Much of the company's focus in talking to Australian businesses is directed at changing business cultures towards bringing more mobility into the workplace through virtualisation and bring your own devices (BYO).

"The cultural aspects and the business-process change that needs to take place ... is where we spend a lot of time focusing," he said.

But video will also be critical for Cisco, Williamson said, pointing to the recent acquisition of US video-platform organisation NDS Group for US$5 billion.

Cisco today also announced a number of new Cisco TelePresence wins, with ANZ Private Bank completing a trial of telepresence equipment across its network with Cisco and Optus. The Wealth Presence system allows clients to meet face to face with private wealth managers across Australia, Singapore, Hong Kong and New Zealand.

The trial kicked off in September 2011, and was completed in February 2012, with ANZ Private Bank looking to roll it out across the board. At present, the bank is conducting around 15 meetings with clients per week using the technology, but it is growing by the day.

ANZ Private Bank chief operating officer Angus Gilfillan told journalists that security is "of the utmost importance" for these high-rolling clients, and that each telepresence unit is behind the ANZ firewall, protected by the usual systems that protect other sensitive financial data held by the bank. In light of all the precautions that the company had taken, he said that privacy concerns haven't come up when speaking to customers.

"We find that clients, it hasn't really been an issue. We have private suites around the country that are tailored for these kinds of conversations. They see it as more secure than that, because they can see who they're talking to."
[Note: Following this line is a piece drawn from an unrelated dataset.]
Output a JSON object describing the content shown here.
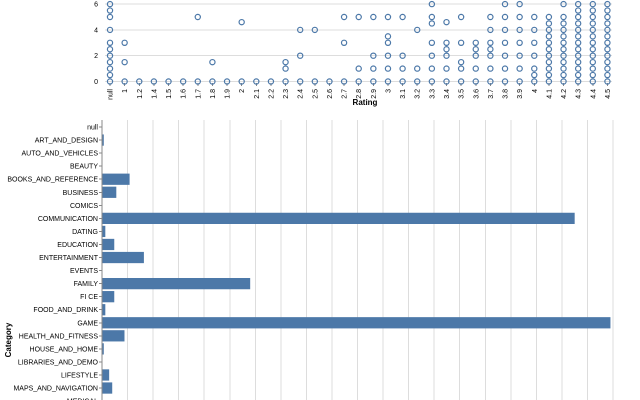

Cisco also announced that it worked with academic research network operator AARNet to launch telepresence exchange across six Melbourne-based universities, which will allow students and staff to connect to 71 universities and 13 colleges worldwide.

"It's exciting, because we're probably the second group to do that in the world," Chris Hancock, CEO of AARNet said. "It allows the collaborations around the country and around the world to integrate with each other."

There are currently six Cisco TelePresence units deployed across the universities, but this will be expanded to 35 across Australia by the end of June.

Josh Taylor travelled to Melbourne as a guest of Cisco.